The university offers degree programmes in several disciplines, including Bachelor of Science in Civil Engineering, Mechanical Engineering, Electrical and Electronics Engineering, Electronics and Communication Engineering, Computer Science Engineering, Information Systems and Networking Engineering, Bachelor of Science in Mechatronics Engineering,Bachelor of Science in Artificial Intelligence and Machine Learning, Bachelor of Science in Quantity Surveying, Bachelor of Science in Electronics and Computer Engineering, Doctor of Medicine (MD), Bachelor of Science in Computer Science, and Bachelor of Science with Education (Physics, Chemistry, Mathematics, Biology, Geography, Computer Science).

Furthermore, the University offers postgraduate programmes leading to the award of the Master of Engineering in Mechatronics Engineering, Master of Science in Power Electronics and Electrical Drives, Master of Science in Renewable Energy Engineering, and Master of Business Administration (MBA).
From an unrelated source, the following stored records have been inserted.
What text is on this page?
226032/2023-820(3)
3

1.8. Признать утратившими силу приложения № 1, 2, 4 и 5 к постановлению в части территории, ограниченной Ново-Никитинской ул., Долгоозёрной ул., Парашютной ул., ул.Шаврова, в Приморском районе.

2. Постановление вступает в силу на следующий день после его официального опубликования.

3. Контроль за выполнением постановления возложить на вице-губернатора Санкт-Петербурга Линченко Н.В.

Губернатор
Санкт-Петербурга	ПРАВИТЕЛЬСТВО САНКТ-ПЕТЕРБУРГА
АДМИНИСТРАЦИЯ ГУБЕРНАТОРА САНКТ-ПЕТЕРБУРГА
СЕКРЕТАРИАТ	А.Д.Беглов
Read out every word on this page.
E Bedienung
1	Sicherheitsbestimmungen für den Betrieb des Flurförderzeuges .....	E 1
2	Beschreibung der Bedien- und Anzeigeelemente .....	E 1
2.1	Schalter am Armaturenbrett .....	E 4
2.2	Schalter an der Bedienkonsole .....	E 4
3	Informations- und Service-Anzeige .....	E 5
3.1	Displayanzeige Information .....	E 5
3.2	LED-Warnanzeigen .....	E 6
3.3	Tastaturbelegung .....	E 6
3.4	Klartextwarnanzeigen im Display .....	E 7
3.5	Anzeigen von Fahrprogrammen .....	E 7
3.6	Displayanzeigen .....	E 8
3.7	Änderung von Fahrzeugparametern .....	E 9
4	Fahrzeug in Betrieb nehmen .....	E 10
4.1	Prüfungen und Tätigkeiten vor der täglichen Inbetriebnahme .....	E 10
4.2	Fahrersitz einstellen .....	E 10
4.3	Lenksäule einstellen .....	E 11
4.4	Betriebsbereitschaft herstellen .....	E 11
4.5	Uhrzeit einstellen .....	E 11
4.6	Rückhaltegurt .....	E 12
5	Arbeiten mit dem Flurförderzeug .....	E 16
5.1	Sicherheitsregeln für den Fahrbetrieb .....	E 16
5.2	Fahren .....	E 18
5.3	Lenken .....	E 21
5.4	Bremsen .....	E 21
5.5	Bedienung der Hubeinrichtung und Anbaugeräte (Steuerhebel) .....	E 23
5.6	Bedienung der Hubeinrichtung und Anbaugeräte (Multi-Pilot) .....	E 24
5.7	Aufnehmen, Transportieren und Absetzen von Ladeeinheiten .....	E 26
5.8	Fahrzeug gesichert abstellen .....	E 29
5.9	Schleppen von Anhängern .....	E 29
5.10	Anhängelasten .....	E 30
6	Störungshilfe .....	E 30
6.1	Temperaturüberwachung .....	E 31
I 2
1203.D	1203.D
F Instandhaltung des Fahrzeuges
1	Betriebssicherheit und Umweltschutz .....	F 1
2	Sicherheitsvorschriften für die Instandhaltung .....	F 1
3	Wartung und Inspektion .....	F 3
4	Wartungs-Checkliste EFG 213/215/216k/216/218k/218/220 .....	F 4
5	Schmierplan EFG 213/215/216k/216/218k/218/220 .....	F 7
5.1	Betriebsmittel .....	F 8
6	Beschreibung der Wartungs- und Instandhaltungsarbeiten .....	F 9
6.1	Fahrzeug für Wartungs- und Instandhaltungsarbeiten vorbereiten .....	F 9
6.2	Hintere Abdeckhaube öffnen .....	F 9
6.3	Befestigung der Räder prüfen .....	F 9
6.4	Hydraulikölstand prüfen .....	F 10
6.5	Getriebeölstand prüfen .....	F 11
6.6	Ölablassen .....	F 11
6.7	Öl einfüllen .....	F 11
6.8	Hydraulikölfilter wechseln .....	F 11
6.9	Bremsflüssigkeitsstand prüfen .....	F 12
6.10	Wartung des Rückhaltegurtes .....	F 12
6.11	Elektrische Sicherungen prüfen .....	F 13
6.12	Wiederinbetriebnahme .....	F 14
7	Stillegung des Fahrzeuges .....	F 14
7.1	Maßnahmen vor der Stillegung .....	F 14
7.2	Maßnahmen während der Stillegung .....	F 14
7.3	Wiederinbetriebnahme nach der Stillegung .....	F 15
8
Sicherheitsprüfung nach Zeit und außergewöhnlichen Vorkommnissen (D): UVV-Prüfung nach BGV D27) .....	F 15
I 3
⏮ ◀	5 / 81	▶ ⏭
The university also offers diploma and certificate programmes in Civil Engineering, Mechanical Engineering, Electrical and Electronics Engineering, Electronics and Telecommunication Engineering, Computer Science Engineering, Information Technology, Mechatronics Engineering, Industrial and Manufacturing Engineering, Pharmaceutical Sciences and Nursing and Midwifery.